Given some function $k$, I have to prove that it is a valid kernel. I am having trouble analyzing the kernel matrices from Mercer's theorem, so my approach is different.
I construct a feature map $\phi: X \rightarrow \mathbb{R}^n$ for any given data set $X$, such that for all $x_i, x_j \in X$ we have $k(x_i, x_j) = \phi(x_i)^T \phi(x_j)$. I can then write $$K = \Phi \Phi^T$$ where I define $\Phi_{i,j} = \phi_j(x_i)$. Thus for any $z \in \mathbb{R}^n$ we have $$z^T K z = \| \Phi^T z \|^2 \ge 0$$ Hence $K$ is PSD and I am done.
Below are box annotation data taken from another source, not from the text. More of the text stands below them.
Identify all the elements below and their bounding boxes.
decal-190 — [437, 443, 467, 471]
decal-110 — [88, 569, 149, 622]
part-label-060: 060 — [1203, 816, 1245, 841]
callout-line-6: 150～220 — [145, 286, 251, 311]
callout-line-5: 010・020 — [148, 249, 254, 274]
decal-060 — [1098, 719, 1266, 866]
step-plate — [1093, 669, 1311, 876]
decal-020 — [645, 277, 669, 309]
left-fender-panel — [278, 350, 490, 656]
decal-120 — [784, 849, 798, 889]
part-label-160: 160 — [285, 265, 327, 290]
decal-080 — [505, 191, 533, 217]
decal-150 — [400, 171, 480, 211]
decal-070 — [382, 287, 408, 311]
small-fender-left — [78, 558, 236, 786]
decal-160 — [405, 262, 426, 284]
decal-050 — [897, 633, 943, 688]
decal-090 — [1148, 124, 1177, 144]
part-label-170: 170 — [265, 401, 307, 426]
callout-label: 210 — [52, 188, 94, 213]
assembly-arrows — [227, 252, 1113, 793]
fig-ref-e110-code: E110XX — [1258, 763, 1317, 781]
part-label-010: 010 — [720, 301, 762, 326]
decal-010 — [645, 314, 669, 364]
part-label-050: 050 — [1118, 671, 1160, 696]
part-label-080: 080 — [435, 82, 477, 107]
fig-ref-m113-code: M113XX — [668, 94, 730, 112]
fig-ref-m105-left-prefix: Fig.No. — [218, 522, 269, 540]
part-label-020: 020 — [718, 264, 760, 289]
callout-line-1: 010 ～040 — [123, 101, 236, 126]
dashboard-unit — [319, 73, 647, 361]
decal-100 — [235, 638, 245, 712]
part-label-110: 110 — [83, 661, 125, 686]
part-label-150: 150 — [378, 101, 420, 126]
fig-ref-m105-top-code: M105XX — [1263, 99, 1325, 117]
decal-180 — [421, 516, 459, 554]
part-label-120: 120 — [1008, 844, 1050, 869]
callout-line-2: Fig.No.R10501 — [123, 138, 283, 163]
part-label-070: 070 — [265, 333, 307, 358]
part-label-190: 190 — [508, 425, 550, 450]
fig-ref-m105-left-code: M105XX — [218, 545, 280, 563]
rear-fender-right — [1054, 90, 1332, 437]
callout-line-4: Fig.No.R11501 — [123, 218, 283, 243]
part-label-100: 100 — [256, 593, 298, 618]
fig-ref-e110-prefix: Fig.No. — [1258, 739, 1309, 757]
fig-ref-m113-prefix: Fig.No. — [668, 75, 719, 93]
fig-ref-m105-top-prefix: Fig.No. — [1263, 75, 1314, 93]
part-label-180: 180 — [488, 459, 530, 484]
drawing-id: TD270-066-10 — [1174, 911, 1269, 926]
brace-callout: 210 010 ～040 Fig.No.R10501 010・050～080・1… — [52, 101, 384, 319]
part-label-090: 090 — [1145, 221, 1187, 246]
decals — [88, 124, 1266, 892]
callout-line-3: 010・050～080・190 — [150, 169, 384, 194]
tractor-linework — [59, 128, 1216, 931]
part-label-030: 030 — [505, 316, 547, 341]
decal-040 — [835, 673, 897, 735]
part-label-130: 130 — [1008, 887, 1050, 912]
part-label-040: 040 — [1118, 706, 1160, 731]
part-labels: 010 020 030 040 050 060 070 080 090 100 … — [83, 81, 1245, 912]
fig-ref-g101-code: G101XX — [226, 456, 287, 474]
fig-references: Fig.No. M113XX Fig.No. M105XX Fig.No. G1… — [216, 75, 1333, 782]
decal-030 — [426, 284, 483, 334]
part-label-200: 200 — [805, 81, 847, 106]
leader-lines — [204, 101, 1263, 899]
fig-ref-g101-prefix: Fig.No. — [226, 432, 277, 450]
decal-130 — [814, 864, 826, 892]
Is this fine? I think it should be, but $\phi$ depends on $X$ and I am new to this topic and want to make sure I understood Mercer correctly. Bonus question, is there a way to use this data-dependent $\phi$ that I construct to get the general feature map associated with the RKHS?